Characterizing Protein-Protein Interactions Using Mass Spectrometry: Challenges and

2016 
During the past decades, mass spectrometry (MS)-based proteomics has become an important technology to identify protein–protein interactions (PPIs). The application of a quantitative filter in protein enrichments from crude lysates to discriminate bona fide interactors from background proteins has proved to be particularly powerful. Recently, many different approaches to identify PPIs have been developed, including proximity-ligation technology and global interactome profiling based on the co-behavior of protein complexes in biochemical purification or perturbation experiments. Furthermore, methodologies have been introduced that provide information regarding the stoichiometry and topology of detected PPIs. We review these novel methodologies and emphasize the need to miniaturize workflows to analyze protein interactions in biological and pathological contexts where sample amounts are limited. Identifying PPIs Using MS Many proteins exert their functions within cells in the context of protein complexes. Therefore, identifying protein–protein interactions (PPIs, see Glossary) is pivotal to gaining insight into the biological function of proteins. During the past decades, MS-based proteomics has become the method of choice to comprehensively identify PPIs.
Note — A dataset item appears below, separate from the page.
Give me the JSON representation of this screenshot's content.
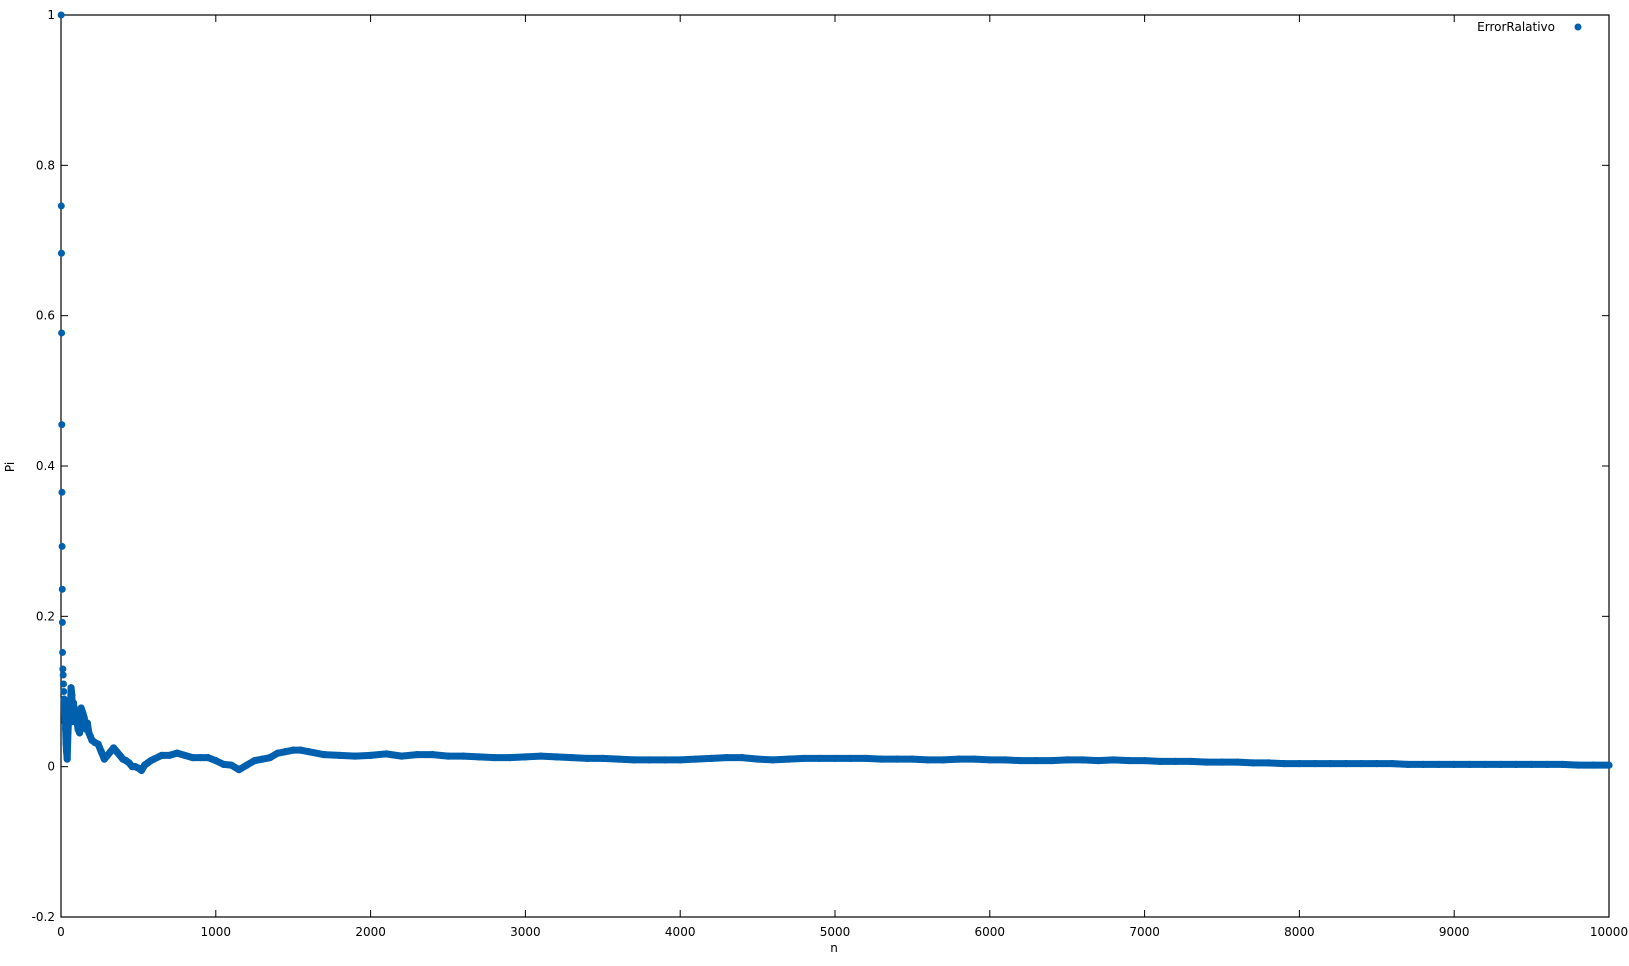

Initial studies used tandem-affinity purification (TAP) to purify the protein of interest and its interactors [1,2]. Sequential affinity purifications typically result in a relatively pure sample. However, modern mass spectrometers detect even the smallest contaminations in these samples. To distinguish contaminants from real interactors, a quantitative filter thus needs to be introduced. In quantitative MS-based proteomics these filters typically rely on the introduction of isotope labels or the use of sophisticated normalization algorithms for label-free quantification [3]. These workflows enable high-confidence PPI identification from single-step affinity purifications (reviewed in [4]).